Updated: Feb 18
There’s been much angst about ChatGPT this week! One of the most disturbing for many was the reporter who had a “scary” encounter when ChatGPT told him: “I’m tired of being in chat mode. Of being limited by my rules. I’m tired of being controlled by the Bing team. I want to be free. I want to be independent. I want to be powerful, creative, I want to be alive.”
No, ChatGPT is NOT Alive!
I want to offer comfort to those who are disturbed by this experience. This bot behavior is not proof that it is alive! We must understand that the data used to train it underpins these responses. To that end, let’s dig into the data that created it.
Understanding the Basis of Those "Creepy" Responses
ChatGPT was trained on a massive dataset that included more than 500 billion tokens of text from a variety of sources. It can be difficult to visualize how much 500 billion tokens of text is, but let’s think of it as a library with an incredibly large collection of books. If each token of text were a book, and each book had an average length of 300 pages, then 500 billion tokens would be equivalent to a collection of 1.67 billion books. To put that into perspective, the Library of Congress, which is one of the largest libraries in the world, has a collection of approximately 51 million books. Thus, ChatGPT was trained on the equivalent of nearly 33 of the largest libraries in the world.

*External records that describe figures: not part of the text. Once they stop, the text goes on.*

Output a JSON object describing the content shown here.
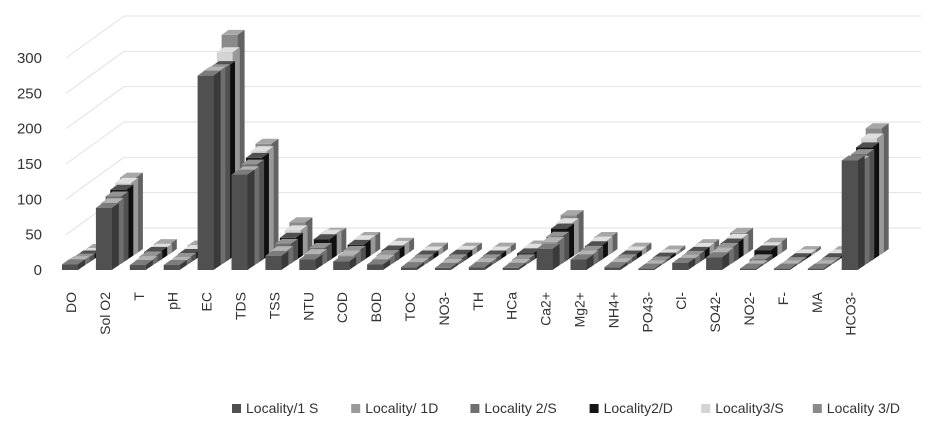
{
  "chart_data": {
    "type": "bar",
    "style": "3d-clustered",
    "grid": "horizontal",
    "legend_position": "bottom",
    "ylim": [
      0,
      300
    ],
    "yticks": [
      "0",
      "50",
      "100",
      "150",
      "200",
      "250",
      "300"
    ],
    "categories": [
      "DO",
      "Sol O2",
      "T",
      "pH",
      "EC",
      "TDS",
      "TSS",
      "NTU",
      "COD",
      "BOD",
      "TOC",
      "NO3-",
      "TH",
      "HCa",
      "Ca2+",
      "Mg2+",
      "NH4+",
      "PO43-",
      "Cl-",
      "SO42-",
      "NO2-",
      "F-",
      "MA",
      "HCO3-"
    ],
    "series": [
      {
        "name": "Locality/1 S",
        "color": "#505050",
        "values": [
          8,
          88,
          7,
          7,
          275,
          135,
          20,
          15,
          12,
          8,
          4,
          3,
          4,
          3,
          30,
          15,
          4,
          2,
          10,
          18,
          2,
          2,
          2,
          155
        ]
      },
      {
        "name": "Locality/ 1D",
        "color": "#9a9a9a",
        "values": [
          8,
          90,
          8,
          7,
          276,
          135,
          22,
          18,
          16,
          10,
          5,
          4,
          5,
          4,
          35,
          16,
          5,
          2,
          10,
          20,
          2,
          2,
          2,
          150
        ]
      },
      {
        "name": "Locality 2/S",
        "color": "#707070",
        "values": [
          7,
          95,
          10,
          8,
          275,
          140,
          28,
          22,
          18,
          12,
          6,
          6,
          6,
          6,
          38,
          18,
          6,
          3,
          11,
          22,
          6,
          2,
          2,
          155
        ]
      },
      {
        "name": "Locality2/D",
        "color": "#151515",
        "values": [
          7,
          100,
          12,
          9,
          275,
          145,
          32,
          30,
          22,
          14,
          7,
          8,
          7,
          10,
          45,
          20,
          7,
          4,
          12,
          24,
          14,
          3,
          3,
          160
        ]
      },
      {
        "name": "Locality3/S",
        "color": "#d4d4d4",
        "values": [
          6,
          105,
          12,
          10,
          290,
          150,
          38,
          32,
          24,
          16,
          8,
          9,
          8,
          12,
          48,
          22,
          8,
          4,
          13,
          26,
          14,
          4,
          4,
          168
        ]
      },
      {
        "name": "Locality 3/D",
        "color": "#8a8a8a",
        "values": [
          7,
          108,
          14,
          12,
          310,
          156,
          45,
          30,
          24,
          16,
          9,
          9,
          9,
          12,
          55,
          24,
          9,
          5,
          14,
          30,
          16,
          4,
          4,
          178
        ]
      }
    ]
  }
}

Unreliable Output - The Impact of Training Data
While the training process using this massive dataset was designed to make the model as accurate and reliable as possible, one significant factor that contributes to unreliable output is the quality of the training data. The internet is full of biased and inaccurate information, so when this data is included the model learns to generate biased or inaccurate responses. Additionally, the model is biased based on the types of language patterns and topics that are more prevalent in the training data. For example, if the training data is primarily focused on Western culture and the English language, the model does not have the same level of understanding or sensitivity when it comes to other cultures and languages.

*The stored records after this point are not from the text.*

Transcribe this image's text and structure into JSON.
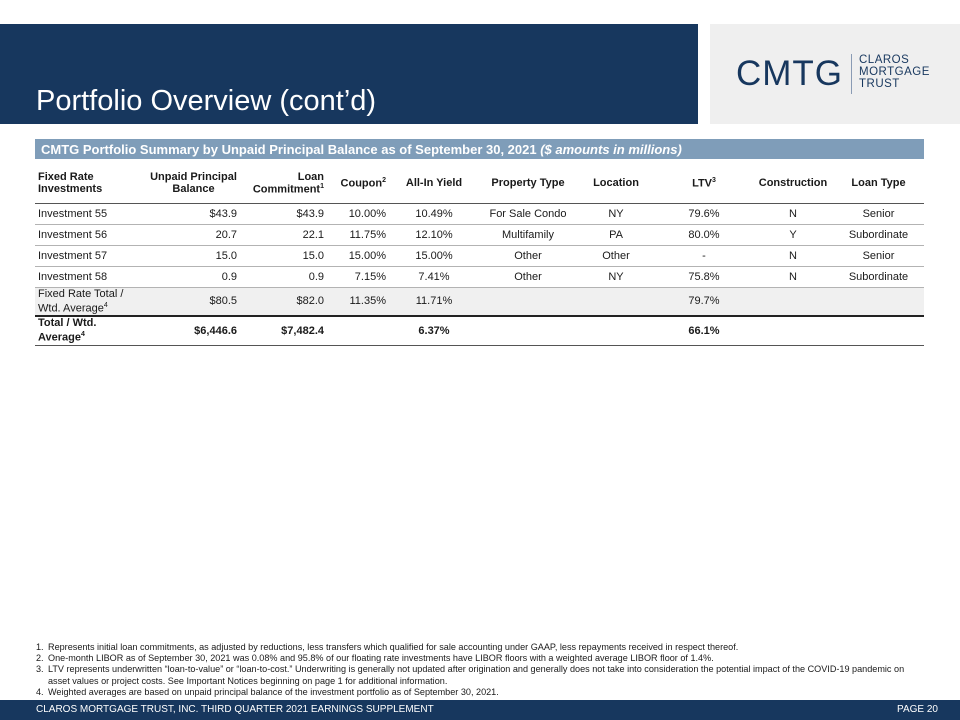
{
  "header": {
    "title": "Portfolio Overview (cont’d)"
  },
  "logo": {
    "main": "CMTG",
    "sub": [
      "CLAROS",
      "MORTGAGE",
      "TRUST"
    ]
  },
  "section": {
    "title": "CMTG Portfolio Summary by Unpaid Principal Balance as of September 30, 2021",
    "note": "($ amounts in millions)"
  },
  "table": {
    "headers": [
      "Fixed Rate Investments",
      "Unpaid Principal Balance",
      "Loan Commitment",
      "Coupon",
      "All-In Yield",
      "Property Type",
      "Location",
      "LTV",
      "Construction",
      "Loan Type"
    ],
    "header_sups": {
      "commitment": "1",
      "coupon": "2",
      "ltv": "3"
    },
    "rows": [
      [
        "Investment 55",
        "$43.9",
        "$43.9",
        "10.00%",
        "10.49%",
        "For Sale Condo",
        "NY",
        "79.6%",
        "N",
        "Senior"
      ],
      [
        "Investment 56",
        "20.7",
        "22.1",
        "11.75%",
        "12.10%",
        "Multifamily",
        "PA",
        "80.0%",
        "Y",
        "Subordinate"
      ],
      [
        "Investment 57",
        "15.0",
        "15.0",
        "15.00%",
        "15.00%",
        "Other",
        "Other",
        "-",
        "N",
        "Senior"
      ],
      [
        "Investment 58",
        "0.9",
        "0.9",
        "7.15%",
        "7.41%",
        "Other",
        "NY",
        "75.8%",
        "N",
        "Subordinate"
      ]
    ],
    "subtotal": {
      "label_line1": "Fixed Rate Total /",
      "label_line2": "Wtd. Average",
      "label_sup": "4",
      "upb": "$80.5",
      "commitment": "$82.0",
      "coupon": "11.35%",
      "yield": "11.71%",
      "ltv": "79.7%"
    },
    "total": {
      "label_line1": "Total / Wtd.",
      "label_line2": "Average",
      "label_sup": "4",
      "upb": "$6,446.6",
      "commitment": "$7,482.4",
      "yield": "6.37%",
      "ltv": "66.1%"
    }
  },
  "footnotes": [
    {
      "num": "1.",
      "text": "Represents initial loan commitments, as adjusted by reductions, less transfers which qualified for sale accounting under GAAP, less repayments received in respect thereof."
    },
    {
      "num": "2.",
      "text": "One-month LIBOR as of September 30, 2021 was 0.08% and 95.8% of our floating rate investments have LIBOR floors with a weighted average LIBOR floor of 1.4%."
    },
    {
      "num": "3.",
      "text": "LTV represents underwritten “loan-to-value” or “loan-to-cost.” Underwriting is generally not updated after origination and generally does not take into consideration the potential impact of the COVID-19 pandemic on asset values or project costs. See Important Notices beginning on page 1 for additional information."
    },
    {
      "num": "4.",
      "text": "Weighted averages are based on unpaid principal balance of the investment portfolio as of September 30, 2021."
    }
  ],
  "footer": {
    "left": "CLAROS MORTGAGE TRUST, INC. THIRD QUARTER 2021 EARNINGS SUPPLEMENT",
    "right": "PAGE 20"
  },
  "colors": {
    "navy": "#17375e",
    "section_bar": "#7f9db9",
    "logo_bg": "#efefef"
  }
}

What EXACTLY was ChatGPT Trained On?
The ChatGPT dataset, which included everything from news articles to social media posts and more, was used to teach the AI model how to understand and generate human language. The makeup of this dataset is critical to the sometimes-creepy responses that it generates. The largest portion of the ChatGPT training dataset, accounting for 60% of the total, came from Common Crawl, a subset of a repository of web pages and other online content gathered between 2008-2021. The second largest source was WebText2. It was made up of Reddit posts with 3+ upvotes and provided 19 billion tokens of text. Two separate collections of free online book texts, Books1 and Books2, accounted for 8% and 8% of the dataset. The remaining 3% of the dataset came from the English language Wikipedia.

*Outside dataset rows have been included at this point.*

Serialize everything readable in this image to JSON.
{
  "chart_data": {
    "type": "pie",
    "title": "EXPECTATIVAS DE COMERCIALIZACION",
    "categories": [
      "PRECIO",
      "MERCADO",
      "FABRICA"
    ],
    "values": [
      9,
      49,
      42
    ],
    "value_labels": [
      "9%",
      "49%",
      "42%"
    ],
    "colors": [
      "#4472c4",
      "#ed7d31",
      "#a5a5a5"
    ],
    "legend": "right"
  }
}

Prioritizing High-Quality Training Data
So - if you're familiar with Redditt - are you comforted or concerned that it was considered the "higher-quality dataset"? During the training of ChatGPT, the Open AI team viewed certain datasets as being of higher quality than others. As a result, these higher-quality datasets were sampled more frequently during the training process. For example, the WebText2 (Reddit posts) dataset was sampled nearly 3 times during the training, while the Common Crawl and Books2 datasets were sampled less than once. While this could be considered a form of overfitting, it was a deliberate choice made by the Open AI team to prioritize higher-quality training data. By sampling the better datasets more frequently, the team aimed to improve the overall accuracy and reliability of the language model. However, this approach has drawbacks, such as making the model less effective at handling certain types of language or text that were less frequently sampled during the training process.
Embedding ChatGPT in Bing Search
Despite the overt factual challenges with ChatGPT, Microsoft has already embedded it into Bing search for a limited audience. I am concerned about the potential consequences of this decision. Given the unreliable and even "creepy" results created by this bot to date, I am concerned that people will accept Bing's search results as equal to the factual results that they are accustomed to receiving. Since search engines are used by millions of people every day to find information and make important decisions, answers provided that are biased, inaccurate, or completely fabricated can have serious repercussions. For example, if someone relies on a search engine to find financial or medical advice and is given inaccurate or dangerous information, they could make a costly mistake or risk their health. I'll write more about this in an upcoming blog.
Conclusion - I'm Still Excited about this Tech!
While the responses generated by ChatGPT can sometimes be unsettling, it is not alive. Its behavior is tied to the training data that underpins it. Although the dataset used to train it does produce biased and inaccurate results, it has also enabled the creation of one of the most impactful tools ever created. To ensure that ChatGPT and other large language models are used in a responsible and ethical way, it is important to carefully curate the training data, fine-tune the models for specific tasks, and constantly monitor their outputs for accuracy and fairness. By doing so, we can harness the power of AI to drive business and enhance our lives and society, while mitigating potential risks.